SYNOPSIS : Adaptation du roman d’Alfred Döblin paru en 1929, détaillant la vie sans joie du petit peuple et des lumpen berlinois durant la République de Weimar.



57e Berlinale. Réalisé en 1979 dans une version de quinze heures trente, ce film, ou plutôt ce téléfilm, ou plutôt cette série de télé improbable, en treize épisodes et un épilogue, co-produite par la RAI et la WDR, adapte le roman d’Alfred Döblin, quasiment en temps réel (le temps de sa lecture), sur un tempo lent, en insistant plus sur les personnages et leur monde intérieur que sur les décors réels, de toute façon totalement détruits durant la seconde guerre mondiale, parfois reconstitués en studio, parfois vaguement ressemblants aux photos qui émaillent les génériques des différentes parties.

Nous n’avons pu tout voir de cette entreprise titanesque, dans laquelle une foule de personnages interviennent au cours du récit (ou plutôt du collage littéraire) tiré de Döblin et attendrons la vision du coffret de DVD édité par la Fondation Fassbinder à l’occasion de la restauration vidéo de ce film initialement tourné en 35mm.

La reconstitution historique est soignée.
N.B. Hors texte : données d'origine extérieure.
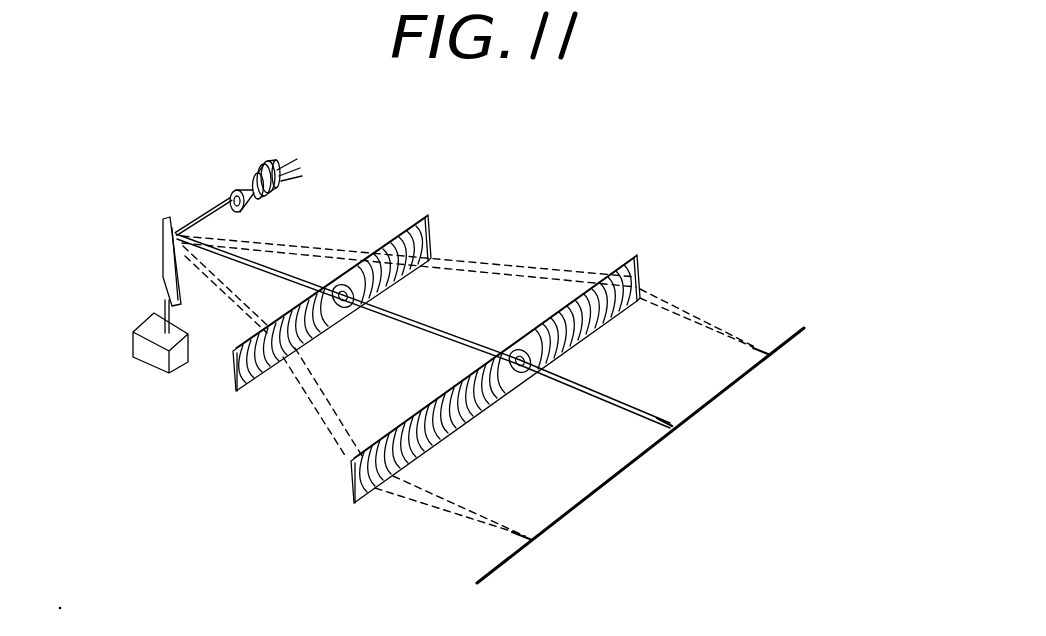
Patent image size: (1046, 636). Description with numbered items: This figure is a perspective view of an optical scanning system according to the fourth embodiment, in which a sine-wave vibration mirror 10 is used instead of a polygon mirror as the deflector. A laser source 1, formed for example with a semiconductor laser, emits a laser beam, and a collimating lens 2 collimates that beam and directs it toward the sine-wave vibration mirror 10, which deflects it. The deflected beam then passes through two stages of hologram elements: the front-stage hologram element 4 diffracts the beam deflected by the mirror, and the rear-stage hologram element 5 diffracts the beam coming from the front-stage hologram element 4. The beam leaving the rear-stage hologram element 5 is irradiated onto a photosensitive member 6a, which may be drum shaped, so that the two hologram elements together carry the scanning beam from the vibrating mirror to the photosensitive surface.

The laser source 1 is at (267, 162).
The collimating lens 2 is at (235, 190).
The front-stage hologram element 4 is at (428, 219).
The rear-stage hologram element 5 is at (641, 258).
The photosensitive member 6a is at (702, 405).
The sine-wave vibration mirror 10 is at (162, 259).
Le film se présente aussi comme un travail dramatique, au sens noble du terme, un état du théâtre allemand à la fin des années 70, en même temps qu’une mise en scène permettant à la troupe, élargie à de nombreuses personnalités et connaissances personnelles de Fassbinder, de s’exprimer.

Le travail de restauration a apparemment surtout consisté à étalonner et à renforcer la luminance du film, chichement éclairé à l’époque (les scènes d’intérieur sont les plus nombreuses et le réalisateur ne résiste pas à la tentation d’un bon contre-jour, la séquence tournée dans le métro montre que la production s’est contentée de l’éclairage in situ de ces magnifiques lampes datant des années vingt ou trente encore en place) et dont la diffusion fut catastrophique sur les petits écrans, les spectateurs moyens se plaignant de la qualité technique hors norme de l’image (on aurait pu, ce n’est pas trop tard d’ailleurs, se contenter de diffuser le son sous forme de série radiophonique).